In 2012 the chosen language was NORWEGIAN and three poets from Norway were visiting Slovenia: Gunnar Wærness, Gunstein Bakke and Kjersti Bronken Senderud. The Norwegian programme has been organized with the support of the Norwegian agency NORLA: Travel grant is provided by the Norwegian Ministry of Foreign Affairs’ support program for promotion of authors abroad. NORLA supported also the Pranger Poetry Festival’s translations from Norwegian into Slovene.
In 2011 the chosen language was Danish and two poets from DENMARK were invited to visit Slovenia, the Pranger Festival and Ljubljana the capital, in cooperation with the Slovene Writer’s Association: Mette Moestrup and Palle Sigsgaard. The Pranger Festival also featured a special Hommage to the Danish poet Inger Christensen.
2010 the country in focus was SWEDEN. Pranger invited three Swedish poets, Linn Hansén, Hanna Nordenhök and Marie Silkeberg.
For the Pranger Festival each of the three critics invited chooses three Slovene poetry collections published in the previous year and are in his/her opinion worth a debate whether because of a positive or a negative aspect or a special esthetic-philosophic direction it possibly implies. Selected authors are invited to the Festival to participate in the debates. Before the public debates in July each critic also prepares him/herself for the debate on the other six collections chosen by the other two critics. Furthermore, each year a different translation language is chosen. Distinguished translators from the chosen language are invited to participate at the Festival, where selected Slovene poetry is translated into the target language and foreign poetry into Slovene. The translator works in a tandem with a foreign language expert or poet to discuss ambiguities arising while translating poetry.
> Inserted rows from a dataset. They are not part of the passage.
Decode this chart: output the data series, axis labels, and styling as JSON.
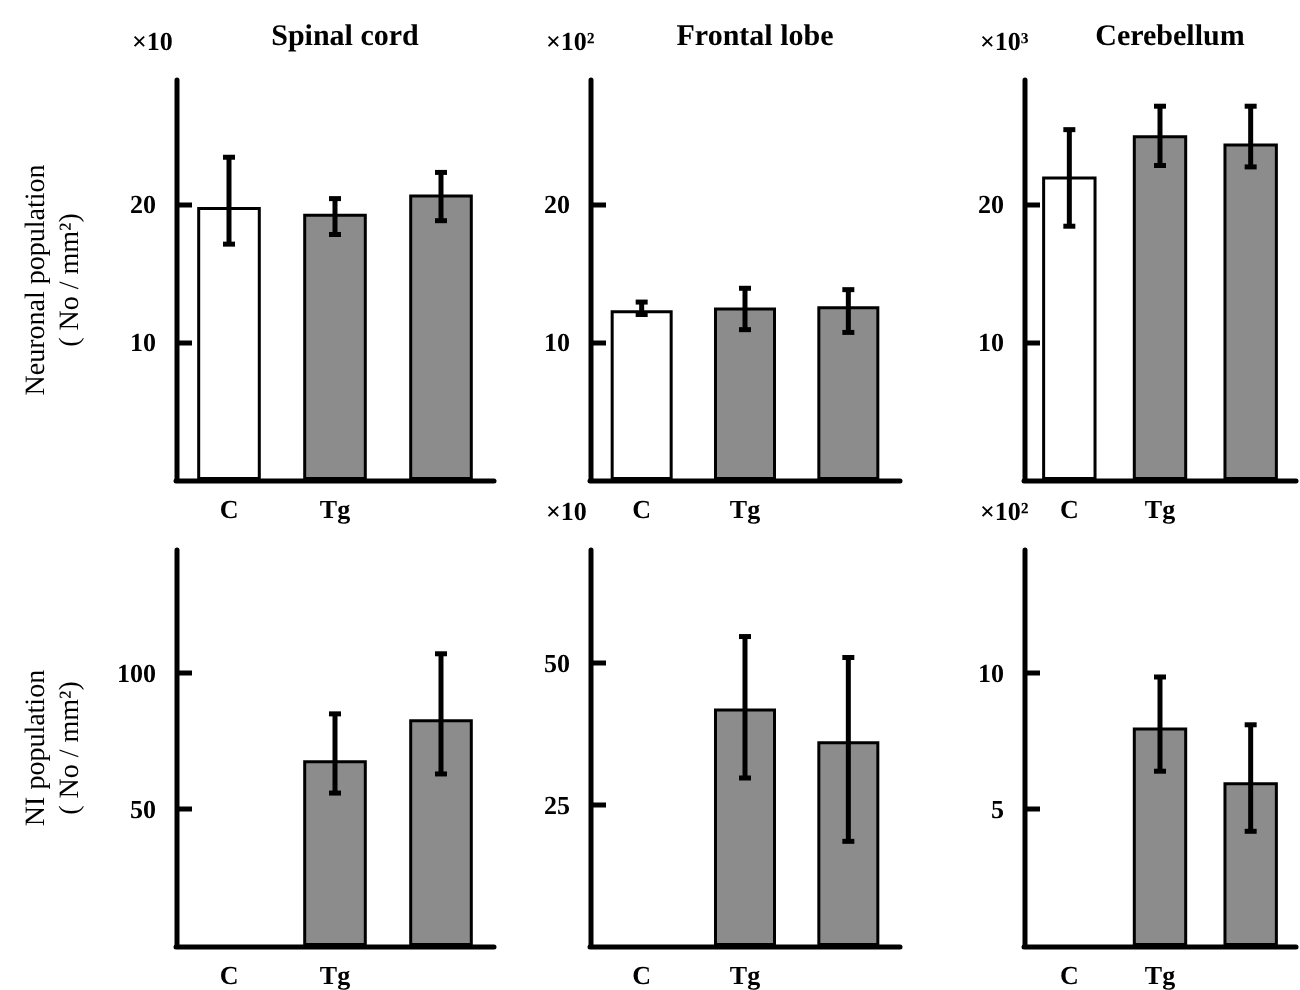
{
  "chart_data": [
    {
      "type": "bar",
      "title": "Spinal cord",
      "ylabel": "Neuronal population\n( No / mm²)",
      "annotations": [
        "×10"
      ],
      "categories": [
        "C",
        "Tg",
        null
      ],
      "values": [
        19.8,
        19.3,
        20.7
      ],
      "errors": [
        [
          17.1,
          23.4
        ],
        [
          17.8,
          20.4
        ],
        [
          18.8,
          22.3
        ]
      ],
      "colors": [
        "#ffffff",
        "#8c8c8c",
        "#8c8c8c"
      ],
      "ylim": [
        0,
        29
      ],
      "yticks": [
        10,
        20
      ]
    },
    {
      "type": "bar",
      "title": "Frontal lobe",
      "annotations": [
        "×10²"
      ],
      "categories": [
        "C",
        "Tg",
        null
      ],
      "values": [
        12.3,
        12.5,
        12.6
      ],
      "errors": [
        [
          12.0,
          12.9
        ],
        [
          10.9,
          13.9
        ],
        [
          10.7,
          13.8
        ]
      ],
      "colors": [
        "#ffffff",
        "#8c8c8c",
        "#8c8c8c"
      ],
      "ylim": [
        0,
        29
      ],
      "yticks": [
        10,
        20
      ]
    },
    {
      "type": "bar",
      "title": "Cerebellum",
      "annotations": [
        "×10³"
      ],
      "categories": [
        "C",
        "Tg",
        null
      ],
      "values": [
        22.0,
        25.0,
        24.4
      ],
      "errors": [
        [
          18.4,
          25.4
        ],
        [
          22.8,
          27.1
        ],
        [
          22.7,
          27.1
        ]
      ],
      "colors": [
        "#ffffff",
        "#8c8c8c",
        "#8c8c8c"
      ],
      "ylim": [
        0,
        29
      ],
      "yticks": [
        10,
        20
      ]
    },
    {
      "type": "bar",
      "ylabel": "NI population\n( No / mm²)",
      "categories": [
        "C",
        "Tg",
        null
      ],
      "values": [
        null,
        68,
        83
      ],
      "errors": [
        null,
        [
          56,
          85
        ],
        [
          63,
          107
        ]
      ],
      "colors": [
        "#ffffff",
        "#8c8c8c",
        "#8c8c8c"
      ],
      "ylim": [
        0,
        145
      ],
      "yticks": [
        50,
        100
      ]
    },
    {
      "type": "bar",
      "annotations": [
        "×10"
      ],
      "categories": [
        "C",
        "Tg",
        null
      ],
      "values": [
        null,
        42,
        36.2
      ],
      "errors": [
        null,
        [
          29.7,
          54.7
        ],
        [
          18.5,
          51
        ]
      ],
      "colors": [
        "#ffffff",
        "#8c8c8c",
        "#8c8c8c"
      ],
      "ylim": [
        0,
        70
      ],
      "yticks": [
        25,
        50
      ]
    },
    {
      "type": "bar",
      "annotations": [
        "×10²"
      ],
      "categories": [
        "C",
        "Tg",
        null
      ],
      "values": [
        null,
        8.0,
        6.0
      ],
      "errors": [
        null,
        [
          6.4,
          9.85
        ],
        [
          4.2,
          8.1
        ]
      ],
      "colors": [
        "#ffffff",
        "#8c8c8c",
        "#8c8c8c"
      ],
      "ylim": [
        0,
        14.5
      ],
      "yticks": [
        5,
        10
      ]
    }
  ]
}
The results are presented at the translation panel at the Pranger Festival.
The newspaper VEČER publishes nine critical argumentations of the selected poetry collections which are participating at Pranger. In July three public debates about reasons for the critical selection take place at different settings in Rogaška Slatina.
The very essence of Pranger Festival lies in direct confrontation of critics and poets, poetry translators and poets, poets among themselves, translators among themselves, and last but not least critics among themselves. The conversations focus on chosen poetry collections, poems, verse, poetry criteria, and on theoretical tit-bits for broader contexts. Critics sometimes contribute a literary-historian and poetological debate, and others are young and eager writers. In case a critic is himself/herself a poet and has a poetry collection published in the previous year priority is given to poetry, and the critic’s mandate is postponed to the following year. Critics receive a list of published poetry collections compiled by the National Library of Slovenia.